J'y vois une forme de rapprochement avec François Jacqmin: il aurait appliqué à la lettre (à Lucilius) son temps poétique, entamant ainsi une longue pérégrination philosophique dont le moyen d'expression privilégié aurait été la poésie. Le poète cohabite1 avec les stoïciens, notamment Marc-Aurèle et Épictète qui l'accompagnent depuis l'adolescence (35). Chez lui, "la pulsion philosophique ne se distinguait pas radicalement de l'émotion poétique" (39). Je portais en moi, dit-il, une espèce de quiétisme poétique "sans attirer la rancoeur de la raison" (44).
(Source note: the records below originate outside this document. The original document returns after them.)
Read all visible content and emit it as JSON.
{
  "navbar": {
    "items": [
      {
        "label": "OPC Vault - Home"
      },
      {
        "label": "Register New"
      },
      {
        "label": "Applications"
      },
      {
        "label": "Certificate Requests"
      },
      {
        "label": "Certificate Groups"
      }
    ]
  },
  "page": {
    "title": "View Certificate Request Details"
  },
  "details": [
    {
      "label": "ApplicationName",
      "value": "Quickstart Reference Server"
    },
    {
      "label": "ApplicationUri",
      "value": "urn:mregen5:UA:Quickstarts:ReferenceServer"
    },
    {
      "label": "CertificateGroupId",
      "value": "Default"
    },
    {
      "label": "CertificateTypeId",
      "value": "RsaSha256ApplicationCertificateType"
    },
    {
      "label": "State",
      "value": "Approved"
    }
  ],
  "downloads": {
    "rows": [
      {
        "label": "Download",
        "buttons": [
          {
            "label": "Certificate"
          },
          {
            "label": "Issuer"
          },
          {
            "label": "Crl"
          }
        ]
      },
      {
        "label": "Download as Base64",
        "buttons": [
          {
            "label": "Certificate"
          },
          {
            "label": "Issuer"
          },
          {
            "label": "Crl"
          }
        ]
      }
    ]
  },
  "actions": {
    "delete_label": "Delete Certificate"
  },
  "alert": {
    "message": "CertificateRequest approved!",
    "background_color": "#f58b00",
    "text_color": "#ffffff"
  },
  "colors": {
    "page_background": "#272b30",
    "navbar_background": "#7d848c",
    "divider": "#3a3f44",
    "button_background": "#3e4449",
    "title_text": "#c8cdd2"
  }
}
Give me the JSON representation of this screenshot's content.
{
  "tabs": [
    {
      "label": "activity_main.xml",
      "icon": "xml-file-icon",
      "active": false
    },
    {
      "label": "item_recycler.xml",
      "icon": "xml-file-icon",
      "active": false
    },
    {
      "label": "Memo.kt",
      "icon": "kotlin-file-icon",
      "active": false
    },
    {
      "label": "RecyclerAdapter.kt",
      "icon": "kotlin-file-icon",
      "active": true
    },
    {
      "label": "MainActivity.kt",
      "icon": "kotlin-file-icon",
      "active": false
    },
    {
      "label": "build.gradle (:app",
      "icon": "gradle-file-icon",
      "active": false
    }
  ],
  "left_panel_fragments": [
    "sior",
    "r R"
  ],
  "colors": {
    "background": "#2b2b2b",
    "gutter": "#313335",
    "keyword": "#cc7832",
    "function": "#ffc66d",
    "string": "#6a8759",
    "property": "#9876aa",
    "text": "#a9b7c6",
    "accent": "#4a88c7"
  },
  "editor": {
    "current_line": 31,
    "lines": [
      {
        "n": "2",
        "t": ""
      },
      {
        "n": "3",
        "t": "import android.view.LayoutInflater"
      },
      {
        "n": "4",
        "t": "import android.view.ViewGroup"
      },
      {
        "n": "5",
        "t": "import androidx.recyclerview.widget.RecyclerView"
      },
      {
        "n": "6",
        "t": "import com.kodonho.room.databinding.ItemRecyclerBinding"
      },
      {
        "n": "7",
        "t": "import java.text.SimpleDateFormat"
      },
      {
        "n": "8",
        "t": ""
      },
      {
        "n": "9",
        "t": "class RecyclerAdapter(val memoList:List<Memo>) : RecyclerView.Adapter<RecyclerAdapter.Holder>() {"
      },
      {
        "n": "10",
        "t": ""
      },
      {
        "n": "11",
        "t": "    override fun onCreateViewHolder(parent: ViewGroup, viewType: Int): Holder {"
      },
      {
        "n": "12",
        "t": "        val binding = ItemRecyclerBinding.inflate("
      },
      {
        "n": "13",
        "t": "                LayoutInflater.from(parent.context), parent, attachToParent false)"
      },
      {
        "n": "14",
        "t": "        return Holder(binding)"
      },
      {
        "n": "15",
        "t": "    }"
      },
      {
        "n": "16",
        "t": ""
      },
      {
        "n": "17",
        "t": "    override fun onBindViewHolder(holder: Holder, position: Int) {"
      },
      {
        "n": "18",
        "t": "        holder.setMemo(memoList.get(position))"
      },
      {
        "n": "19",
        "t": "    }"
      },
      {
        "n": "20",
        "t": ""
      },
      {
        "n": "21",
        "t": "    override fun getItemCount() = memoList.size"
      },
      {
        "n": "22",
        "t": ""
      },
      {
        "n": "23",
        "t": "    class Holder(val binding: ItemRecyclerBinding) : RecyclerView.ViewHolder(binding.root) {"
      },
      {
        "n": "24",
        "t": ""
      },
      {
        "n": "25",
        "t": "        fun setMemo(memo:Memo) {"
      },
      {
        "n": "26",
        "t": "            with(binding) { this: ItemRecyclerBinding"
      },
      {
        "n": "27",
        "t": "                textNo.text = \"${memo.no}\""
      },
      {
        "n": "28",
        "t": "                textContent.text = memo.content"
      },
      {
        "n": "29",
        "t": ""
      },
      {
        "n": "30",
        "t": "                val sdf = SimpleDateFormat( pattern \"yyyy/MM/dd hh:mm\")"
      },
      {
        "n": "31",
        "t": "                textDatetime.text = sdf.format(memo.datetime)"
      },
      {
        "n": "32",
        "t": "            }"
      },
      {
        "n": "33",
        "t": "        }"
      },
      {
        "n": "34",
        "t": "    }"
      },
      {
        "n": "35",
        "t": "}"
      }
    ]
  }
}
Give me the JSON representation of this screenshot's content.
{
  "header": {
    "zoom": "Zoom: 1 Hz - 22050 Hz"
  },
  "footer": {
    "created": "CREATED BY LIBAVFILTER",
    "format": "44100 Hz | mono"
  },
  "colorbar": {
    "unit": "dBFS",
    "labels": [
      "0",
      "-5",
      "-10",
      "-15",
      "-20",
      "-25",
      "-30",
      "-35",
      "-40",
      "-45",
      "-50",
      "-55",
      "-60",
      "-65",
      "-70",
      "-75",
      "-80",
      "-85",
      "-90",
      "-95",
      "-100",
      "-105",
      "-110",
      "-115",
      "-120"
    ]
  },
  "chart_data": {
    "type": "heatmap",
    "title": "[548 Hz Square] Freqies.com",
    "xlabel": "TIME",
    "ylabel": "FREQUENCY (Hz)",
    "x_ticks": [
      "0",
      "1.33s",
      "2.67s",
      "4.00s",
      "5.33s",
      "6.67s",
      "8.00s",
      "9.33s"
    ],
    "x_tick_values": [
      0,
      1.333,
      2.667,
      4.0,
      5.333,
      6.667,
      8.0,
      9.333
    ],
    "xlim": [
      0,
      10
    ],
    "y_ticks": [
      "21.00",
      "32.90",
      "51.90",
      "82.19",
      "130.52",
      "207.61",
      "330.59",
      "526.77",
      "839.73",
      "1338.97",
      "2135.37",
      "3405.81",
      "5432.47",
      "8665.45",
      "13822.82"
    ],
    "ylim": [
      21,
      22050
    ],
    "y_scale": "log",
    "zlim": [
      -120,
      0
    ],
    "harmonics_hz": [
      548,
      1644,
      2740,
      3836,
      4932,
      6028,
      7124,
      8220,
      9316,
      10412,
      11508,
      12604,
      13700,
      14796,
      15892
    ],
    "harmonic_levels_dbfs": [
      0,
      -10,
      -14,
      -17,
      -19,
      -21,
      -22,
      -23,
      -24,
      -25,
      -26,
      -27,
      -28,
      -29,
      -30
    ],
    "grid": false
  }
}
À lire l'entreprise systématique de démolition de sa propre démarche philosophique et poétique, se déconstruirait-il? Sommes-nous obligés en le lisant d'adopter son point de vue ? Nous n'avons pas toutes-tous une pensée aussi réflexive, aussi centrée sur elle-même, aussi négative. « Penser l'être était la forme que prenait mon désespoir. C'était un masque. »(50) Pouvons-nous admirer encore ?
Certes, mes propres lectures philosophiques ne m'ont pas mené sur les voies apparemment escarpées du stoïcisme. L'auteur lui-même se détache de l'ontologie: « je me suis privé de la redoutable intendance du rien ». (51) Pouvons-nous appliquer à l'Oeuvre une autre grille de lecture, l'apprécier pour ce que n'y voyait peut-être pas l'auteur ? Il me semble que chaque lectrice-lecteur y pénètre avec son bagage propre. Selon S. Parent, F. Jacqmin fait preuve de circonspection dans le lyrisme. J'aime assez cette idée de lyrisme circonspect. L'expression est heureuse. (Textyles n°35) Je serais curieux de savoir dans quel état d'esprit l'auteur se trouvait quand il a rédigé ses quatre conférences...
Joseph Noiret, un ami proche de F. Jacqmin, nous glisse (Textyles n°35 p. 19) qu'il a lu Bachelard, sans donner de titre. Dans une discussion sur l'énergie, Marcel Conche dit: « L'énergie est le support de tout, il n'y a plus rien derrière l'énergie, dit Bachelard »... « Les physiciens philosophes ne devraient pas parler sans cesse d'ontologie comme ils le font aujourd'hui, car il n'y a pas d'être », ajoute-t-il (Métaphysique, p. 77). Je relève ce « il n'y a pas d'être » et « l'énergie est le support de tout ». Dans le poème exacerbé, F. Jacqmin semble fort préoccupé par l'être, l'essence...
Chaque poète peut penser se tromper. Nous avons chacun-e nos impasses, que l'anglais nomme joliment dead-end, voire même cul-de-sac. Nous les jugeons infructueuses. Peu les ont fréquentées avec autant de génie que F. Jacqmin ! Sa poésie est sublime, quoi qu'il en ait dit...
Daniel Boulanger a la Retouche heureuse,
François Jacqmin, anxieuse et sublime.
(Mise à jour finale, sauf erreurs ou omissions, du 23.08.12; retouches (!) 7.12.13)
1 Le titre de sa deuxième conférence est: La cohabitation philosophique.